Strauss gives the 13th of March, 1945 as the day on which he started the score for ‘Metamorphosen’, but it isn’t right. The piece was commissioned one year before, and Strauss had in fact been working on a piece for 11 stringed instruments even before that commission. However, on the 12th of March — one day before the date given above — the Vienna Opera was destroyed in a bombing raid. Upon hearing this, Strauss renewed his efforts on Metamorphosen, and marked the 13th of March as its new beginning.
The pairing of ‘Ode to Napoleon’ (1942, Los Angeles) with ‘Metamorphosen’ (1944-45, Munich) raises many questions, some awful and historic, some aesthetic and scholarly, and all rather important in their way. One of the first questions, curiously, is about the meaning and role of Ludwig van Beethoven. Both Schoenberg’s Ode and Strauss’ Metamorphosen refer to both the 3rd and 5th symphonies of Beethoven. (Eroica was famously dedicated to Napoleon as ‘hero’ and had its dedication violently scratched out when Beethoven heard that Napoleon had taken the title of ‘Emporor’.) Schoenberg maintains that the E-flat Major triad at the end of the ‘Ode to Napoleon’ can refer to the key of ‘Eroica’, and that he subconsciously mixed the ‘Marseillaise’ and Beethoven’s Fifth Symphony to set the words ‘the earthquake voice of victory’. And of course Beethoven was a source of great pride for Germany and Austria.
Beethoven’s third symphony is at the heart of ‘Metamorphosen’. It comes, however, as a quotation from the second movement – marcia funebre – and with no sense of heroism. A funeral march… for whom, for what? For the opera house? For soldiers? For civilians? For Germany? For the century itself? A few days after finishing Metamorphosen, Strauss wrote in his diary:
The most terrible period of human history is at an end, the twelve year reign of bestiality, ignorance and anti-culture under the greatest criminals, during which Germany’s 2000 years of cultural evolution met its doom.
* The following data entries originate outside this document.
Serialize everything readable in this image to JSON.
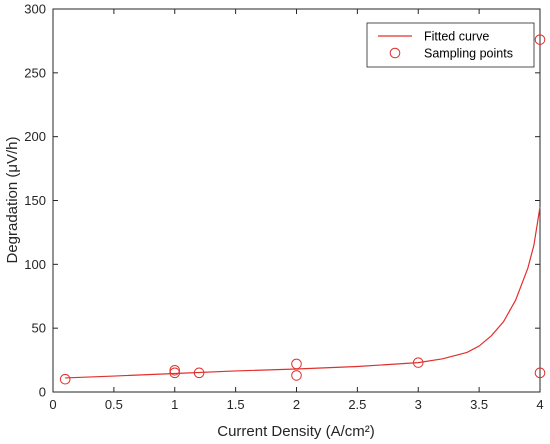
{
  "chart_data": {
    "type": "scatter",
    "xlabel": "Current Density (A/cm²)",
    "ylabel": "Degradation (μV/h)",
    "xlim": [
      0,
      4
    ],
    "ylim": [
      0,
      300
    ],
    "xticks": [
      0,
      0.5,
      1,
      1.5,
      2,
      2.5,
      3,
      3.5,
      4
    ],
    "xtick_labels": [
      "0",
      "0.5",
      "1",
      "1.5",
      "2",
      "2.5",
      "3",
      "3.5",
      "4"
    ],
    "yticks": [
      0,
      50,
      100,
      150,
      200,
      250,
      300
    ],
    "ytick_labels": [
      "0",
      "50",
      "100",
      "150",
      "200",
      "250",
      "300"
    ],
    "grid": false,
    "legend_position": "top-right",
    "series": [
      {
        "name": "Fitted curve",
        "kind": "line",
        "color": "#e0302e",
        "x": [
          0.1,
          0.5,
          1.0,
          1.5,
          2.0,
          2.5,
          3.0,
          3.2,
          3.4,
          3.5,
          3.6,
          3.7,
          3.8,
          3.9,
          3.95,
          4.0
        ],
        "y": [
          11,
          12.5,
          14.5,
          16.5,
          18,
          20,
          23,
          26,
          31,
          36,
          44,
          55,
          72,
          97,
          115,
          145
        ]
      },
      {
        "name": "Sampling points",
        "kind": "scatter",
        "color": "#e0302e",
        "x": [
          0.1,
          1.0,
          1.0,
          1.2,
          2.0,
          2.0,
          3.0,
          4.0,
          4.0
        ],
        "y": [
          10,
          15,
          17,
          15,
          22,
          13,
          23,
          276,
          15
        ]
      }
    ]
  }
}
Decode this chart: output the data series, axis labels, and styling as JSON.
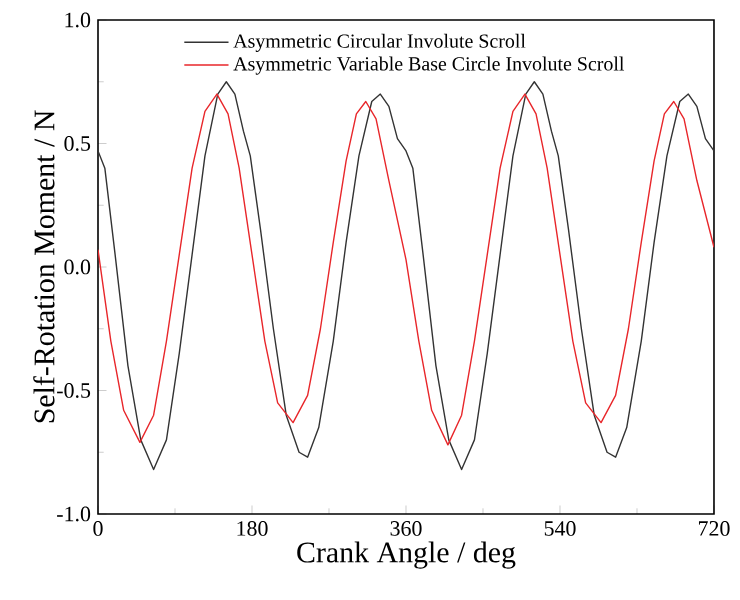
{
  "chart_data": {
    "type": "line",
    "xlabel": "Crank Angle / deg",
    "ylabel": "Self-Rotation Moment / N",
    "xlim": [
      0,
      720
    ],
    "xticks": [
      0,
      180,
      360,
      540,
      720
    ],
    "ylim": [
      -1.0,
      1.0
    ],
    "yticks": [
      {
        "value": -1.0,
        "label": "-1.0"
      },
      {
        "value": -0.5,
        "label": "-0.5"
      },
      {
        "value": 0.0,
        "label": "0.0"
      },
      {
        "value": 0.5,
        "label": "0.5"
      },
      {
        "value": 1.0,
        "label": "1.0"
      }
    ],
    "legend": "top",
    "grid": false,
    "marker": "none",
    "line_style": "solid",
    "series": [
      {
        "name": "Asymmetric Circular Involute Scroll",
        "color": "#333333",
        "x": [
          0,
          8,
          20,
          35,
          50,
          65,
          80,
          95,
          110,
          125,
          140,
          150,
          160,
          170,
          178,
          190,
          205,
          220,
          235,
          245,
          258,
          275,
          290,
          305,
          320,
          330,
          340,
          350,
          360,
          368,
          380,
          395,
          410,
          425,
          440,
          455,
          470,
          485,
          500,
          510,
          520,
          530,
          538,
          550,
          565,
          580,
          595,
          605,
          618,
          635,
          650,
          665,
          680,
          690,
          700,
          710,
          720
        ],
        "values": [
          0.47,
          0.4,
          0.05,
          -0.4,
          -0.7,
          -0.82,
          -0.7,
          -0.35,
          0.05,
          0.45,
          0.7,
          0.75,
          0.7,
          0.55,
          0.45,
          0.15,
          -0.25,
          -0.6,
          -0.75,
          -0.77,
          -0.65,
          -0.3,
          0.1,
          0.45,
          0.67,
          0.7,
          0.65,
          0.52,
          0.47,
          0.4,
          0.05,
          -0.4,
          -0.7,
          -0.82,
          -0.7,
          -0.35,
          0.05,
          0.45,
          0.7,
          0.75,
          0.7,
          0.55,
          0.45,
          0.15,
          -0.25,
          -0.6,
          -0.75,
          -0.77,
          -0.65,
          -0.3,
          0.1,
          0.45,
          0.67,
          0.7,
          0.65,
          0.52,
          0.47
        ]
      },
      {
        "name": "Asymmetric Variable Base Circle Involute Scroll",
        "color": "#e8262a",
        "x": [
          0,
          15,
          30,
          49,
          65,
          80,
          95,
          110,
          125,
          139,
          152,
          165,
          180,
          195,
          210,
          228,
          245,
          260,
          275,
          290,
          302,
          313,
          325,
          340,
          360,
          375,
          390,
          409,
          425,
          440,
          455,
          470,
          485,
          499,
          512,
          525,
          540,
          555,
          570,
          588,
          605,
          620,
          635,
          650,
          662,
          673,
          685,
          700,
          720
        ],
        "values": [
          0.07,
          -0.3,
          -0.58,
          -0.71,
          -0.6,
          -0.3,
          0.05,
          0.4,
          0.63,
          0.7,
          0.62,
          0.4,
          0.05,
          -0.3,
          -0.55,
          -0.63,
          -0.52,
          -0.25,
          0.1,
          0.43,
          0.62,
          0.67,
          0.6,
          0.35,
          0.03,
          -0.3,
          -0.58,
          -0.72,
          -0.6,
          -0.3,
          0.05,
          0.4,
          0.63,
          0.7,
          0.62,
          0.4,
          0.05,
          -0.3,
          -0.55,
          -0.63,
          -0.52,
          -0.25,
          0.1,
          0.43,
          0.62,
          0.67,
          0.6,
          0.35,
          0.08
        ]
      }
    ]
  }
}
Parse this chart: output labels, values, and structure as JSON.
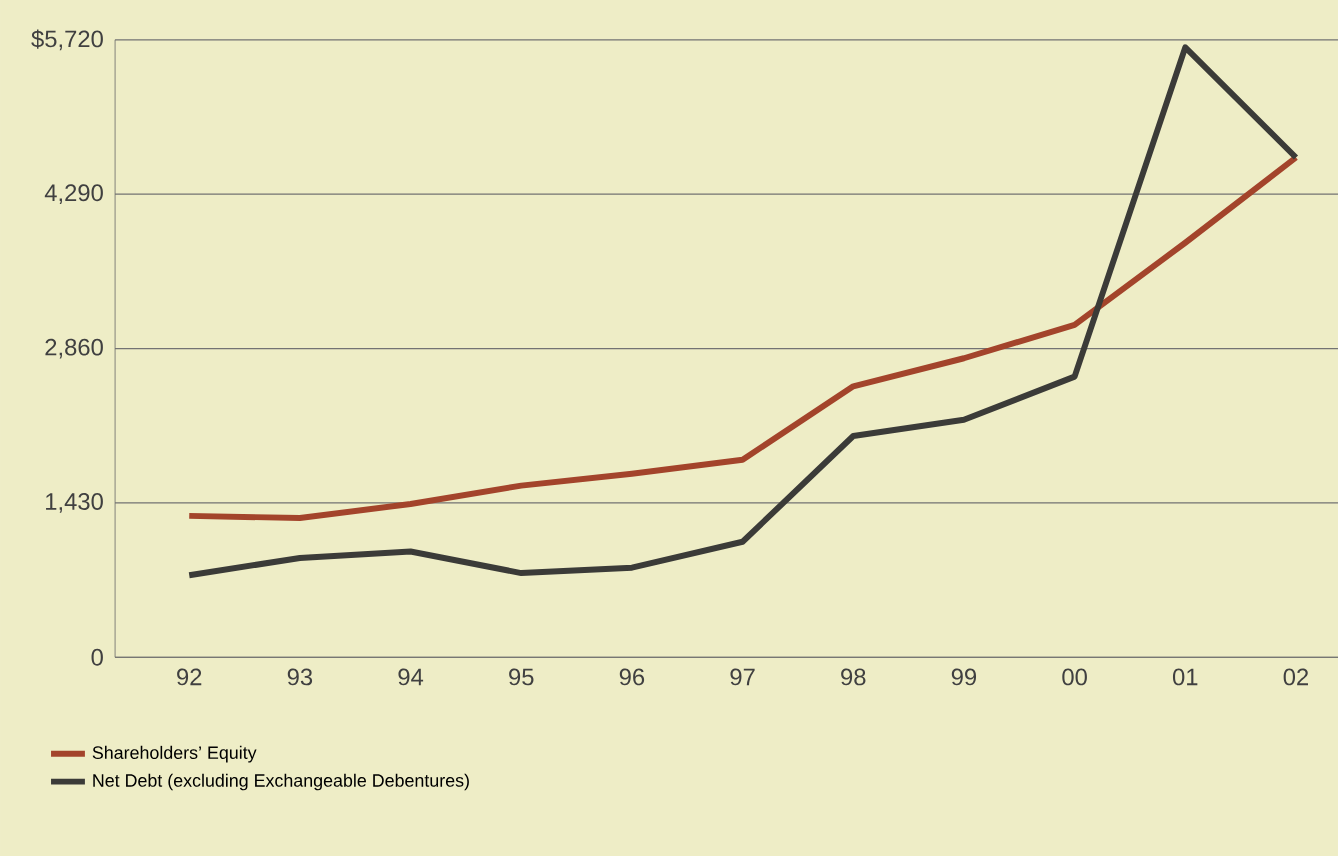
{
  "chart_data": {
    "type": "line",
    "categories": [
      "92",
      "93",
      "94",
      "95",
      "96",
      "97",
      "98",
      "99",
      "00",
      "01",
      "02"
    ],
    "series": [
      {
        "name": "Shareholders’ Equity",
        "color": "#a3442b",
        "values": [
          1310,
          1290,
          1420,
          1590,
          1700,
          1830,
          2510,
          2770,
          3080,
          3840,
          4630
        ]
      },
      {
        "name": "Net Debt (excluding Exchangeable Debentures)",
        "color": "#3b3b38",
        "values": [
          760,
          920,
          980,
          780,
          830,
          1070,
          2050,
          2200,
          2600,
          5650,
          4630
        ]
      }
    ],
    "ylim": [
      0,
      5720
    ],
    "yticks": [
      {
        "value": 0,
        "label": "0"
      },
      {
        "value": 1430,
        "label": "1,430"
      },
      {
        "value": 2860,
        "label": "2,860"
      },
      {
        "value": 4290,
        "label": "4,290"
      },
      {
        "value": 5720,
        "label": "$5,720"
      }
    ],
    "grid": "y",
    "legend": "bottom left",
    "marker": "none",
    "line_style": "solid"
  }
}
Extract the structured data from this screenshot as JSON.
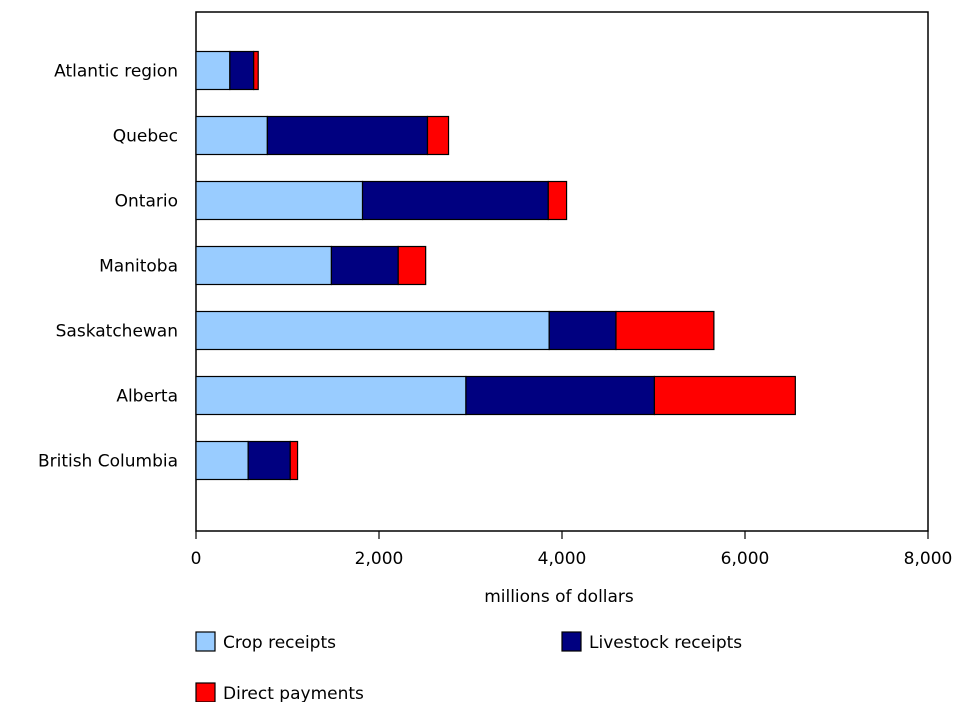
{
  "chart_data": {
    "type": "bar",
    "orientation": "horizontal",
    "stacked": true,
    "title": "",
    "xlabel": "millions of dollars",
    "ylabel": "",
    "xlim": [
      0,
      8000
    ],
    "x_ticks": [
      0,
      2000,
      4000,
      6000,
      8000
    ],
    "x_tick_labels": [
      "0",
      "2,000",
      "4,000",
      "6,000",
      "8,000"
    ],
    "categories": [
      "Atlantic region",
      "Quebec",
      "Ontario",
      "Manitoba",
      "Saskatchewan",
      "Alberta",
      "British Columbia"
    ],
    "series": [
      {
        "name": "Crop receipts",
        "color": "#99ccff",
        "values": [
          370,
          780,
          1820,
          1480,
          3860,
          2950,
          570
        ]
      },
      {
        "name": "Livestock receipts",
        "color": "#000080",
        "values": [
          260,
          1750,
          2030,
          730,
          730,
          2060,
          460
        ]
      },
      {
        "name": "Direct payments",
        "color": "#ff0000",
        "values": [
          50,
          230,
          200,
          300,
          1070,
          1540,
          80
        ]
      }
    ],
    "grid": false,
    "legend_position": "bottom"
  }
}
In a way, there’s no need to select a concrete subject for the march motive. There were so many funerals, and there was so much loss. And ‘Germany’s 2000 years of cultural evolution’? Such an idea might once have seemed current and generative… in some ways, his own biography is also traced… ‘ambiguous’ only begins to begins to describe it. Things change. There are many themes and yet only one theme. There are hints of Siegfried Idyll, but only hints. And there is a hint of acceleration to catastrophe.
Strauss was living in Garmisch, south of Munich at the base of the alps, at the end of the war. He was visited in April 1945 by the principal oboist of the Pittsburgh Symphony (then a corporal, working to secure the area), who asked him if he would consider writing an oboe concerto. Strauss said, simply, ‘no’. He evidently reconsidered, though, and completed an oboe concerto a few months after. In this way things seem to move forward, despite everything.